On this day in 1520 Henri Estienne, the elder, died. It is not known when he was first established as a printer, but about 1496, just twenty-six years after the first press came to France, his name begins to appear on scholarly books. During his lifetime, he published over one hundred of these, all of them in Latin, none being printed in the vernacular. Thus was begun one of the great houses of printing, to remain in one family for almost one hundred and fifty years. The name Estienne has frequently been latinized to Stephanus and even more to the plain English Stephens.

The founder of the house is reputed to have been a man of noble birth who became alienated from his parents when he became excited about the new art of printing. The difficulties encountered by printers in the early years were innumerable, particularly in France, where the Faculty of the Sorbonne dominated the printing of books. The family of Estienne was for many years to suffer persecution at the hands of this body which questioned what it thought to be heretical tendencies. Possibly the elder Estienne incurred doubts when he asked Jacques Le Fevre to act as one of the press correctors. Le Fevre is known as the teacher of Calvin, and while his intellectual merits were recognized, his faith was open to question. But for François I, who interceded for him, his life would have been in jeopardy. The king was increasingly involved in such controversies, as his liberal views brought him into conflict with the Theological Doctors who with the influence of the Papacy eventually prevailed over the royal opinions.

However Estienne’s obvious talents as a scholarly printer brought him a great deal of work from the University of Paris, whose coat of arms he used as a device. The famous Estienne press mark of the olive tree was not to be used until his son Robert became proprietor of the press after his father’s death. Henri’s standards built his reputation, but they were sometimes beyond the capabilities of even the brilliant men he used to read his texts. The celebrated German humanist, Beatus Rhenanus, friend and biographer of Eramus, was discharged by Estienne for permitting errors to pass his eye. The printer argued that his imprint should be a guarantee for a trustworthy text and that any typographical error would discredit him as a publisher.

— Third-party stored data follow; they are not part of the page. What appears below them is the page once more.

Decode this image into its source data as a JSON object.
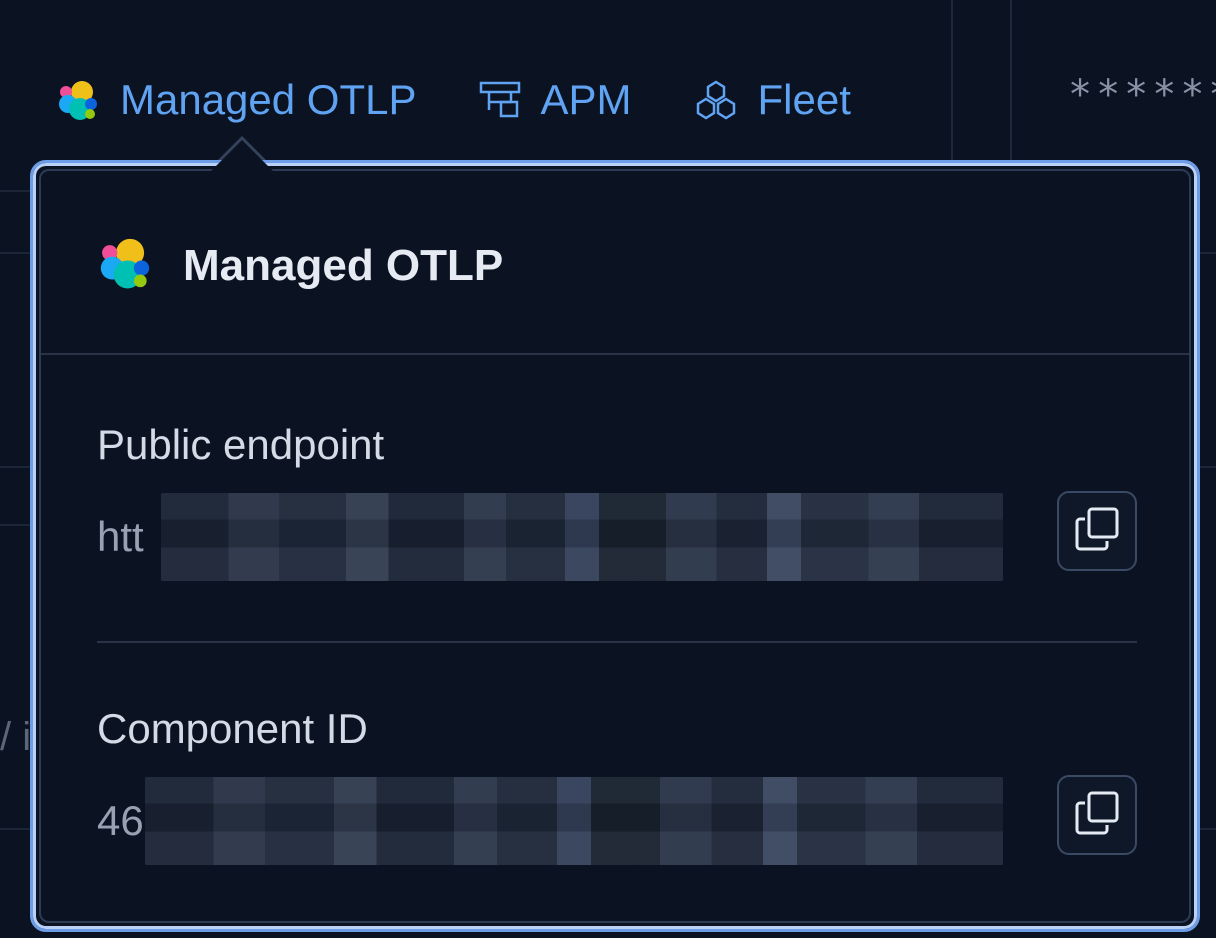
{
  "nav": {
    "items": [
      {
        "label": "Managed OTLP",
        "icon": "elastic-logo-icon"
      },
      {
        "label": "APM",
        "icon": "apm-icon"
      },
      {
        "label": "Fleet",
        "icon": "fleet-icon"
      }
    ],
    "masked_value": "*******"
  },
  "background": {
    "partial_text": "/ i"
  },
  "popover": {
    "title": "Managed OTLP",
    "icon": "elastic-logo-icon",
    "sections": [
      {
        "label": "Public endpoint",
        "value_prefix": "htt",
        "copy_icon": "copy-icon"
      },
      {
        "label": "Component ID",
        "value_prefix": "46",
        "copy_icon": "copy-icon"
      }
    ]
  },
  "colors": {
    "link": "#5fa3f2",
    "popover_border": "#6e9de8",
    "background": "#0b1221"
  }
}
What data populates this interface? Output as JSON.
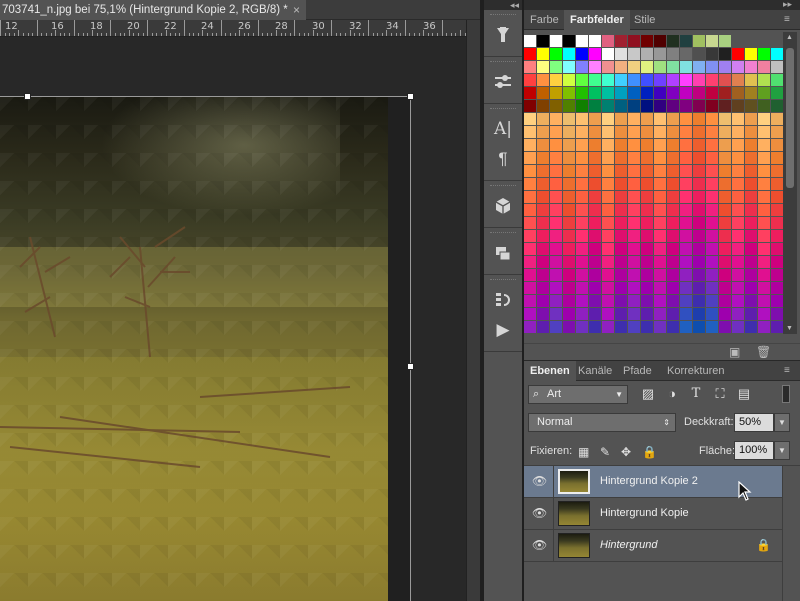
{
  "document": {
    "tab_title": "703741_n.jpg bei 75,1% (Hintergrund Kopie 2, RGB/8) *",
    "close_glyph": "×"
  },
  "ruler": {
    "labels": [
      "12",
      "16",
      "18",
      "20",
      "22",
      "24",
      "26",
      "28",
      "30",
      "32",
      "34",
      "36"
    ]
  },
  "toolstrip": {
    "header_glyph": "◂◂"
  },
  "panel_top": {
    "collapse_glyph": "▸▸"
  },
  "swatch_tabs": {
    "tabs": [
      "Farbe",
      "Farbfelder",
      "Stile"
    ],
    "active": "Farbfelder"
  },
  "layers_tabs": {
    "tabs": [
      "Ebenen",
      "Kanäle",
      "Pfade",
      "Korrekturen"
    ],
    "active": "Ebenen"
  },
  "layers": {
    "filter_label": "Art",
    "blend_mode": "Normal",
    "opacity_label": "Deckkraft:",
    "opacity_value": "50%",
    "lock_label": "Fixieren:",
    "fill_label": "Fläche:",
    "fill_value": "100%",
    "items": [
      {
        "name": "Hintergrund Kopie 2",
        "selected": true,
        "locked": false,
        "italic": false
      },
      {
        "name": "Hintergrund Kopie",
        "selected": false,
        "locked": false,
        "italic": false
      },
      {
        "name": "Hintergrund",
        "selected": false,
        "locked": true,
        "italic": true
      }
    ]
  },
  "colors": {
    "accent_selected_layer": "#6b7a8f",
    "panel_bg": "#535353",
    "workspace_bg": "#282828"
  }
}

Upon the death of the founder of the firm, his foreman Simon de Colines became the guardian of his children and his executor. Colines, who was a fine printer, married the widow and to use the expression of Estienne’s biographer, Mark Pattison, “afin de s’eviter I’embarras d’une liquidation.” Robert Estienne, who was seventeen years of age when his father died and who was to become the most celebrated printer of his family, received his early training from his father. He was immeasurably helped by Colines who had the scholarly attributes so necessary in classical printing.